Simplified models are the basis of the physical studies on proteins. The minimalist models may induce a clear picture of the complex system, and the success using the simple models affirms the possibility of simplification for protein systems. The question is, what kinds of models may be proper while comparing with real systems of proteins, which is important for theoretical understanding of proteins. We provide a systematic approach to the simplification problem. Based on the approximation with lattice models and contact-form potentials, a mismatch characteristic is proposed to depict the effectiveness of residue substitution. The physical meaning of “mismatch”, as well as that of the best reduction of residue, is discussed. The simplification of proteins is realized by substituting residues with the representatives of their corresponding groups. The validity of our proposed grouping schemes is tested for well-designed model protein sequences. By mapping the sequences into a large space, we obtained some insights on the reduction for protein sequences rather than just residues. The mapping between reduced sequences and the 20-letter sequences is also investigated. Besides these, we also discussed the overlapping of levels and the similarity between sequences for the cases with different compositions. With these proof, we believe that the simplification of protein representation do exists, and that suitable compositional complexity is the fundamental requirement to re-build real protein systems. This part of works is arranged in the Chapter 2.

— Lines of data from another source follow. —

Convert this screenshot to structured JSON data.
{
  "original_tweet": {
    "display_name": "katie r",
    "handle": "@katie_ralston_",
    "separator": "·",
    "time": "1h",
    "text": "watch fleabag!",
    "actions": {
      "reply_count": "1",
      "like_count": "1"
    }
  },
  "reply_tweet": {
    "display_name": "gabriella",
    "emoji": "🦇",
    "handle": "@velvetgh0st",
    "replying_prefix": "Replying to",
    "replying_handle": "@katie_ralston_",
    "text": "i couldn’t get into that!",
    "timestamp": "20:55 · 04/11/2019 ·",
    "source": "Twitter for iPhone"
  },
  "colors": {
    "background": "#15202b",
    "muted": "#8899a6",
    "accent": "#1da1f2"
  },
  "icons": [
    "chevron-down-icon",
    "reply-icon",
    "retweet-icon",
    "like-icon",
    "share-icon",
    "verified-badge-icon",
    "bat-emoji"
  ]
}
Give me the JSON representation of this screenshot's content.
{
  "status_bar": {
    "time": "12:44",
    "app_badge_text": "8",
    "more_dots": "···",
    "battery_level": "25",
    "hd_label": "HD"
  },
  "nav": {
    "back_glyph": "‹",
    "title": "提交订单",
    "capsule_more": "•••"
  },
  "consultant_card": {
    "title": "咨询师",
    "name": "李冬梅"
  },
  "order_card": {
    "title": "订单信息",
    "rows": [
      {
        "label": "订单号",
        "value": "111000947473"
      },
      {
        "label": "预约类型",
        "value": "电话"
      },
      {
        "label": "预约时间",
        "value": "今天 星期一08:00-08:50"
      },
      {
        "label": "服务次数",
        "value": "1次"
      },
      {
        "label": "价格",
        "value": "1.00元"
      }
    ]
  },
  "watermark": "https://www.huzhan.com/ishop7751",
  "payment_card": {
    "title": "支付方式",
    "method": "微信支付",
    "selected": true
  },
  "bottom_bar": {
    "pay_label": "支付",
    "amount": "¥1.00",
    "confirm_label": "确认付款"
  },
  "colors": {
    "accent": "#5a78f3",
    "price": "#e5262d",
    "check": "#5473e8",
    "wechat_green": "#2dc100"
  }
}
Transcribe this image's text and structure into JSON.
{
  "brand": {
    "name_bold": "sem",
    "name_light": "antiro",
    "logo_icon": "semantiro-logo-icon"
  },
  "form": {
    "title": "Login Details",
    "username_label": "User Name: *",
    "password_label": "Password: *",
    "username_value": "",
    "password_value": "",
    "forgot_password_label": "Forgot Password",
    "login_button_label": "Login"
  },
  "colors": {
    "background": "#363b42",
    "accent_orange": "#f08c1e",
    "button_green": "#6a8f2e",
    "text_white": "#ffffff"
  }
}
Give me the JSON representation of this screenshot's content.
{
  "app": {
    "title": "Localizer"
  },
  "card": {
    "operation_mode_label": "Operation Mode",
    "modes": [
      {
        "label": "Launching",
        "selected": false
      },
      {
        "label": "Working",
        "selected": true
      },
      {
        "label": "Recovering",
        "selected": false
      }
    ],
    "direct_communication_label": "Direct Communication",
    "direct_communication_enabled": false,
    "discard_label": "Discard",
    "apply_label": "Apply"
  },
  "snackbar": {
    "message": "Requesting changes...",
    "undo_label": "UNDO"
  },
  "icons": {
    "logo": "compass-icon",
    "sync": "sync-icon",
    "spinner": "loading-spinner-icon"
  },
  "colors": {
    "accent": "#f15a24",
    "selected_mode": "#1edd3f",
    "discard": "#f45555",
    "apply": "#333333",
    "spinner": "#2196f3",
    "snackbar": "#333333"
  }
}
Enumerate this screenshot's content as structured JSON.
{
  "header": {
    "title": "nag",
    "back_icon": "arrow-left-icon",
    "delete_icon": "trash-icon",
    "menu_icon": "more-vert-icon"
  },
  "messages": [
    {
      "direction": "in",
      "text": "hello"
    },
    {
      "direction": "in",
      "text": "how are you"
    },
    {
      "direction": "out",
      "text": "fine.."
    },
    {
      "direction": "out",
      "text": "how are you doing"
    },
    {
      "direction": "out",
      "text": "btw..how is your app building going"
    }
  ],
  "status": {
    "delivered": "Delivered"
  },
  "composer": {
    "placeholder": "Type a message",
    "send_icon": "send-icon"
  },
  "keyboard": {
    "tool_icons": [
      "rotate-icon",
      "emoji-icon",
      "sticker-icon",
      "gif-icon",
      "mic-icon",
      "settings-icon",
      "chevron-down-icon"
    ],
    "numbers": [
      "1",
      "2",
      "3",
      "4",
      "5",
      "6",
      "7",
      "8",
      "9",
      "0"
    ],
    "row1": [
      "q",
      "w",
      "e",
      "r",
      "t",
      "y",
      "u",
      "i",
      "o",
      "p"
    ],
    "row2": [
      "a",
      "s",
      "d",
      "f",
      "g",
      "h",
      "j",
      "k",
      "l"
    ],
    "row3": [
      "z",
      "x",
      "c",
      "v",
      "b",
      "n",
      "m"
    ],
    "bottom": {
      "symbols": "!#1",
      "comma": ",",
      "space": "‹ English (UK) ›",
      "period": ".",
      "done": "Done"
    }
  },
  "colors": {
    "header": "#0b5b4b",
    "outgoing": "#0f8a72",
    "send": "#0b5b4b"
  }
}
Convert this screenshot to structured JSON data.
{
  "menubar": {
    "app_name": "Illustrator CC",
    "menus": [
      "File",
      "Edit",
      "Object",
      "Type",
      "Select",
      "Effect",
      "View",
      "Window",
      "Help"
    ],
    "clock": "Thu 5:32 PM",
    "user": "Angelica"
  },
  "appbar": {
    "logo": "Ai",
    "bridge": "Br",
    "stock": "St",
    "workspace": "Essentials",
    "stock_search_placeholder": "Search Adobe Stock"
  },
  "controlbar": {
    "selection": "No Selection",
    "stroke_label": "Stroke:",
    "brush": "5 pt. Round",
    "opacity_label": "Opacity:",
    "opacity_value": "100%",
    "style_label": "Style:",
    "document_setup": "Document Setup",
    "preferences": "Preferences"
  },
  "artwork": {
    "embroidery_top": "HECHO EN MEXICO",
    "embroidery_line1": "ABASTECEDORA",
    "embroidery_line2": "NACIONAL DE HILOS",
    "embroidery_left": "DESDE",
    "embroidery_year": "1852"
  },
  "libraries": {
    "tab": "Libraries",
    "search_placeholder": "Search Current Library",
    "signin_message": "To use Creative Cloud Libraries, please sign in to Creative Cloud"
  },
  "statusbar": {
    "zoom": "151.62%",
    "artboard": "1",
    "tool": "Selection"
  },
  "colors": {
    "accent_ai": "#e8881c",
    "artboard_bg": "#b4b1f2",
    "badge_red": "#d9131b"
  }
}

To understanding folding thermodynamics and kinetics is the basic part to know proteins. The energetic and structural ingredients are essential for folding processes. With a simple statistical model, the thermodynamics and kinetics are outlined, which shows the effects of entropy and frustration to folding behavior. We also introduce a short-range correlation between residues to simulate the cooperativity. The dependence of the folding kinetics on the native bond maps provides some insights on the effects of native structures to folding rate. The folding transition is studied from the zeros of partition function on the complex temperature plane. It gives a more detailed description on the properties of the folding transition, with a better theoretical reliance. Some comparisons between different models are also discussed. Then, the kinetic transition of protein systems is analyzed in details. Not only the kinetic transition is clearly shown, but also the nature of this transition is also analyzed in-depth. As a result, the kinetic transition is attributed to a downhill kinetics, which is associated with the un-stablization of denatured states. Our predictions have their good consistence with the simulation results. Different realization of Monte Carlo method and off-lattice modeling are all shown the universality of the kinetic transition. These pictures offer us some interesting knowledge for folding mechanism and comparison between different models. This part of work is arranged in Chapter 3.
At last, my main results and thought on the works in this thesis are concluded in the last chapter, Chapter 4.
In Appendix, details of modeling and simulation methods are proposed.